E são muitos os bons momentos em A Dama de Ferro, estetica e narrativamente falando. Como quando é mostrado a jovem Thatcher (Alexandra Roach) vista de cima, perdida em um mar de homens engravatados. Ou ainda quando já idosa sai ao mercado para comprar leite, uma atitude prosaica de quem já foi uma das mulheres mais poderosas do mundo. O que Lloyd e o roteirista Abi Morgan não conseguem é manter esse tom subjetivo e conceitual, que faria bem à um filme com uma personagem tão difícil.
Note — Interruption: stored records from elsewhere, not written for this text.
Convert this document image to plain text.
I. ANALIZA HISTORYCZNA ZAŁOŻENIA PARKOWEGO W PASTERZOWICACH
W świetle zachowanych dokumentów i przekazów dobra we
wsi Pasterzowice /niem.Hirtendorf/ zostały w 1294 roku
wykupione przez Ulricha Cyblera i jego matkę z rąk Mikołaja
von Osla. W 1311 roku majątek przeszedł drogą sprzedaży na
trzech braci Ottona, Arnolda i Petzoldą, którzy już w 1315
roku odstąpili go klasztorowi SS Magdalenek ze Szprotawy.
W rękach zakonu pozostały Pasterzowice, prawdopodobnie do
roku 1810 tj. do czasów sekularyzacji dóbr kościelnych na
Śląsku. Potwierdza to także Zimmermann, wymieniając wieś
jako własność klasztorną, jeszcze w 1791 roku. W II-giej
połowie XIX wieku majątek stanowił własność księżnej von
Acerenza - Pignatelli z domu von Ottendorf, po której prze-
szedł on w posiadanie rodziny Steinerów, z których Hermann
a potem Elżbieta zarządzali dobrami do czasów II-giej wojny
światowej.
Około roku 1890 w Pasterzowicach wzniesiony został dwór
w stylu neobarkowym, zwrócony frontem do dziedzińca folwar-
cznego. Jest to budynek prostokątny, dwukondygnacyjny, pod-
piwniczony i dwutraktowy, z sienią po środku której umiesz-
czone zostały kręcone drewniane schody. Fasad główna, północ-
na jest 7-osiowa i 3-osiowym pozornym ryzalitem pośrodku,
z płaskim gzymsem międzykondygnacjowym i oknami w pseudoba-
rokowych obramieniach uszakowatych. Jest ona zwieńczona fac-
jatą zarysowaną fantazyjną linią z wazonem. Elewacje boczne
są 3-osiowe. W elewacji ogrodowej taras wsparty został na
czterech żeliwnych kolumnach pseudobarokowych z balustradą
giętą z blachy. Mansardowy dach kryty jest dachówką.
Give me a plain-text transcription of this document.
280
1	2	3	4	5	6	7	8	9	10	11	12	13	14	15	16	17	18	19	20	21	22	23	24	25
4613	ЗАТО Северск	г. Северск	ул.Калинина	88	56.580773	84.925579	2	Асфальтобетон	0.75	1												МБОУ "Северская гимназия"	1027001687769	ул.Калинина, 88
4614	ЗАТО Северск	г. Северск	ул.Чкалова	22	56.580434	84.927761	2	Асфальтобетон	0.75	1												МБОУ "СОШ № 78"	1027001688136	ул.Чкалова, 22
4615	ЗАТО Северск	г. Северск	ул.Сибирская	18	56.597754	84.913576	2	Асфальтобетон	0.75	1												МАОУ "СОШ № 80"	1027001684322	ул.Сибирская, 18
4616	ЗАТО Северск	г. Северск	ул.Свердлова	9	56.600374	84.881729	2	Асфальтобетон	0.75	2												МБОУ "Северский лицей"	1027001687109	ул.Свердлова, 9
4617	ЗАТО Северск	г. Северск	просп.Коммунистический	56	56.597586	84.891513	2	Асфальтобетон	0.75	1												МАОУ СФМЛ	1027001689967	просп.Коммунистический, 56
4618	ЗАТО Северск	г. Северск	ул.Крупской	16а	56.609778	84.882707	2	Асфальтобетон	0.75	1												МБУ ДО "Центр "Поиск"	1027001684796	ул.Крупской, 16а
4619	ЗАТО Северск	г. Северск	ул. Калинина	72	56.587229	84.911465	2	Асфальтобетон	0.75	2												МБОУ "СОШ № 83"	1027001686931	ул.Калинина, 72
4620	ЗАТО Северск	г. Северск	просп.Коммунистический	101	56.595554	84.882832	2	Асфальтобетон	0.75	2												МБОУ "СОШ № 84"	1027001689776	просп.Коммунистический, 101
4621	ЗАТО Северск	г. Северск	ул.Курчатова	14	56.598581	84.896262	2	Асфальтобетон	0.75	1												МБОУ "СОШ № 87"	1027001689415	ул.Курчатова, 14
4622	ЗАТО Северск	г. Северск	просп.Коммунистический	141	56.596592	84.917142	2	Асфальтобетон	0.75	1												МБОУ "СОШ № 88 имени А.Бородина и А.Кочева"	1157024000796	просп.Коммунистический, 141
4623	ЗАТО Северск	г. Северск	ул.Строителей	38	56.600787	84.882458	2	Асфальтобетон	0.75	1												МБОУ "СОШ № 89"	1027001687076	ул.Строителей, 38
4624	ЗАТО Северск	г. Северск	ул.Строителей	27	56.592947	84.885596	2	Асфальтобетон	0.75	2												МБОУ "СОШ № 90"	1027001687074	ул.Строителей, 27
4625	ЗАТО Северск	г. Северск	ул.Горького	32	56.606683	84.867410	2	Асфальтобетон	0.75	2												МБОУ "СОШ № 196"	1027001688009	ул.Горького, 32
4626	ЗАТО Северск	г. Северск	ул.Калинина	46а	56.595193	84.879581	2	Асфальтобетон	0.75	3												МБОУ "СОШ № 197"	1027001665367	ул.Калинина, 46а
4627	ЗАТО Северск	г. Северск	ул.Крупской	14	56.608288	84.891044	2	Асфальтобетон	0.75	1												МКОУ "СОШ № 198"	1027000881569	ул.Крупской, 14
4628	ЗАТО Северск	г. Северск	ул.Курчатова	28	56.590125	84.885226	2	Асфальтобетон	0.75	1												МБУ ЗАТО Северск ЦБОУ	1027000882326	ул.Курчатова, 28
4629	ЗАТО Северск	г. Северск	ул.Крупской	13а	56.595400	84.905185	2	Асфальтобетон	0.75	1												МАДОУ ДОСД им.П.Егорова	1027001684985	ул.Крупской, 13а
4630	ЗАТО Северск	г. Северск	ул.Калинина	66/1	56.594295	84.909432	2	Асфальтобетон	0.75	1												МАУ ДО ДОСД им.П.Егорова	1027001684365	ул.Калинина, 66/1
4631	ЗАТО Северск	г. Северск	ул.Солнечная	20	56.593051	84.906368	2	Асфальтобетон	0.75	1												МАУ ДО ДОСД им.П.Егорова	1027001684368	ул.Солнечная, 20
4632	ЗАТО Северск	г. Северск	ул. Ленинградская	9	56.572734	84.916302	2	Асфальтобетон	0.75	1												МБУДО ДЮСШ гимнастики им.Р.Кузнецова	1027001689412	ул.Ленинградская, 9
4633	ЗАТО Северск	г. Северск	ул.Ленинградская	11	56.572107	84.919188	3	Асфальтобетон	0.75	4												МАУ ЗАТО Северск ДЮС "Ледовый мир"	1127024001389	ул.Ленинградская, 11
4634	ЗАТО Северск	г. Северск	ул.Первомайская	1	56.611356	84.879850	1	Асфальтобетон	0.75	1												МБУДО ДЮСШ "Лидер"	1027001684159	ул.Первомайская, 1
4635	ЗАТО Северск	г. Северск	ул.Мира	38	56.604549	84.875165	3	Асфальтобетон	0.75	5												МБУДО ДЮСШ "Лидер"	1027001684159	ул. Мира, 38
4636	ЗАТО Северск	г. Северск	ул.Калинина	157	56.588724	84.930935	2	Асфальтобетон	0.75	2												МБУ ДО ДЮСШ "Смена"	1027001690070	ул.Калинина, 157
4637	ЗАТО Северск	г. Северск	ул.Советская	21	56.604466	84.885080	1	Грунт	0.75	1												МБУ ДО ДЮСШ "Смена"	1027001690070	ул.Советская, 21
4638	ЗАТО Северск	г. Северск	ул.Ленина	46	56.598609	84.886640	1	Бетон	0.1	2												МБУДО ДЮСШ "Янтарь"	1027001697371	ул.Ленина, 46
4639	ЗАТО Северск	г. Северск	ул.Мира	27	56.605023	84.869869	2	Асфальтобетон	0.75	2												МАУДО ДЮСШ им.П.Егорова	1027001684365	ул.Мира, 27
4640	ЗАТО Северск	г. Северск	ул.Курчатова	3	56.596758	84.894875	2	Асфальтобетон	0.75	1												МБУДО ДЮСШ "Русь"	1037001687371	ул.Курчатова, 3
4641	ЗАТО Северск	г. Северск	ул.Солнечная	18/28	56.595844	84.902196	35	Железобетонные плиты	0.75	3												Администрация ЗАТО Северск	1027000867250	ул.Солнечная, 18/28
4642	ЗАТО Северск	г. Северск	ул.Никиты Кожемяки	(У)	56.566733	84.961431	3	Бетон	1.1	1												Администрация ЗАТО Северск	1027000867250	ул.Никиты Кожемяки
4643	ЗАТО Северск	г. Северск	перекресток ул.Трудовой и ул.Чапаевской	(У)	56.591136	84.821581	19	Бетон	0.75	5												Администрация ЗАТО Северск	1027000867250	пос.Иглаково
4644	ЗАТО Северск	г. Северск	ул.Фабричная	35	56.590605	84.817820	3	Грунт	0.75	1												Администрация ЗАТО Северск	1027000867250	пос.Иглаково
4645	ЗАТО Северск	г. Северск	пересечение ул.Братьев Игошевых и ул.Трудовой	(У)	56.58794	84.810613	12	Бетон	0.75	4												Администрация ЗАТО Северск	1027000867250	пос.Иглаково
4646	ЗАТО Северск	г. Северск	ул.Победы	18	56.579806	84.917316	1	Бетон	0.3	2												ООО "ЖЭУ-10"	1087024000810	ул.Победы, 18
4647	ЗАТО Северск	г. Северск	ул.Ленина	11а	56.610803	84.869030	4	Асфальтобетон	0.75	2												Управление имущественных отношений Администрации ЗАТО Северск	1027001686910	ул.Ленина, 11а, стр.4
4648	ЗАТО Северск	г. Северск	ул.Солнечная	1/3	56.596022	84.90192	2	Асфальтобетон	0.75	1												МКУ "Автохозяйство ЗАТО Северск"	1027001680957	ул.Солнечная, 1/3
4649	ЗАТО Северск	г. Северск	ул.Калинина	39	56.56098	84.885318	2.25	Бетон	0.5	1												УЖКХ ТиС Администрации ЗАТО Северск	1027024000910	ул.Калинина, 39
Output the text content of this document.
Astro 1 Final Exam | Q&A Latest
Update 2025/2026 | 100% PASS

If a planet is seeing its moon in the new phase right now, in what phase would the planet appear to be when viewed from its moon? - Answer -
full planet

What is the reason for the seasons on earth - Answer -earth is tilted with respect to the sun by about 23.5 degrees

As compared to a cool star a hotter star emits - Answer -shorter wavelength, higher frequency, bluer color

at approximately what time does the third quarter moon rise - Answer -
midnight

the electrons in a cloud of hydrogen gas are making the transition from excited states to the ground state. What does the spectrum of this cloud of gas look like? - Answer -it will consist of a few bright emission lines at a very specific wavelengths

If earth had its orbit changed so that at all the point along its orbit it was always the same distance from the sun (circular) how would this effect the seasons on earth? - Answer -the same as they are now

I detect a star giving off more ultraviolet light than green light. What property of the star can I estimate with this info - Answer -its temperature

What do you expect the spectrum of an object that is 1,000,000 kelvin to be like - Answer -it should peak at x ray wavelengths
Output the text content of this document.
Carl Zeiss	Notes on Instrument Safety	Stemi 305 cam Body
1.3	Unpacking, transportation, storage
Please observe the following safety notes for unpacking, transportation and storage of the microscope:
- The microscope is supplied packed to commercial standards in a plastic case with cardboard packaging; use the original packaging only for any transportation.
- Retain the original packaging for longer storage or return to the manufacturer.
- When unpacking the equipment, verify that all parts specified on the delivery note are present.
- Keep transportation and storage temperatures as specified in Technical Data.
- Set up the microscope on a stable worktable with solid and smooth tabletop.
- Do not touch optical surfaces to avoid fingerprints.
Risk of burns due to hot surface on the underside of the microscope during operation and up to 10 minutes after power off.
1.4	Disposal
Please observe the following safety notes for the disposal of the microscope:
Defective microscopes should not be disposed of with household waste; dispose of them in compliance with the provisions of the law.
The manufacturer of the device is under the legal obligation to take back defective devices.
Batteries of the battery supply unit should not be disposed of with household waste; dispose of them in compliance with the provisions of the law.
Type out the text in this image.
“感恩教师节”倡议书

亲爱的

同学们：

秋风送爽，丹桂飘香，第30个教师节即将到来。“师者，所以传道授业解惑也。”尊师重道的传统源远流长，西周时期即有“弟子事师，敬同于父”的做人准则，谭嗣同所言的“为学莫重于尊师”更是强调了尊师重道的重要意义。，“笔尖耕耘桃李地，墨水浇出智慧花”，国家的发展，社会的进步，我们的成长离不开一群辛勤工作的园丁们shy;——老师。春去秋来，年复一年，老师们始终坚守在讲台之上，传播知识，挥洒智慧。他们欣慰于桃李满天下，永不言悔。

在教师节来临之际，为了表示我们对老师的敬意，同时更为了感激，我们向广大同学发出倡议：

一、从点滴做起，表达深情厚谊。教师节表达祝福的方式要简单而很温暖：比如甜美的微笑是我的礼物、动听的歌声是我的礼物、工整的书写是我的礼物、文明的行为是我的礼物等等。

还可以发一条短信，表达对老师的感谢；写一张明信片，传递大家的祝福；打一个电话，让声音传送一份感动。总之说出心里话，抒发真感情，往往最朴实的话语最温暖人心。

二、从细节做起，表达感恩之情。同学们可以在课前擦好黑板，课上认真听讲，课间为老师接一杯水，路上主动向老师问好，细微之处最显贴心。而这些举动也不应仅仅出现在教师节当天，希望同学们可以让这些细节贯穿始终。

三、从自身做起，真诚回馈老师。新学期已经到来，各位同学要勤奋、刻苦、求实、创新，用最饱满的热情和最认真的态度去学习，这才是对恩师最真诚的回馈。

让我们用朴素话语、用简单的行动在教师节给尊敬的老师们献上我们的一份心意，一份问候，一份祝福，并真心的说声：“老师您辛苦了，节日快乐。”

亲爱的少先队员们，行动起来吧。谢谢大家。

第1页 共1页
No lugar, a escolha foi pelo didatismo. Transformou o longa em uma defesa de Thatcher, uma mulher que precisou tomar decisões difíceis em momentos difíceis, e nem por isso deixou-se abater. Consegue assim, agradar à parcela mais óbvia de sua audiência, os neoliberais e os conservadores que a admiram independentemente de qualquer esforço de Meryl Streep. Apesar de querer focar em sua personalidade e na trajetória pessoal, o filme é claramente pró-Thatcher.

Momentos controversos ficam em aberto, e não são citados, como sua política anti-gay, as denúncias de corrupção de seu marido, sua intolerância e sua amizade com o ditador Augusto Pinochet. No entanto, o filme se esforça em mostrar sua postura dura contra a União Soviética (que lhe conferiu o apelido “dama de ferro”), seus embates contra os sindicatos de trabalhadores da Grã-Bretanha e o pulso firme na Guerra das Malvinas. É inquestionável que Thatcher teve importância na história das sociedades ocidentais desde o momento em que subiu ao poder. Isso fica claro ao sair da sala de exibição, gostemos ou não da ex-Primeira Ministra.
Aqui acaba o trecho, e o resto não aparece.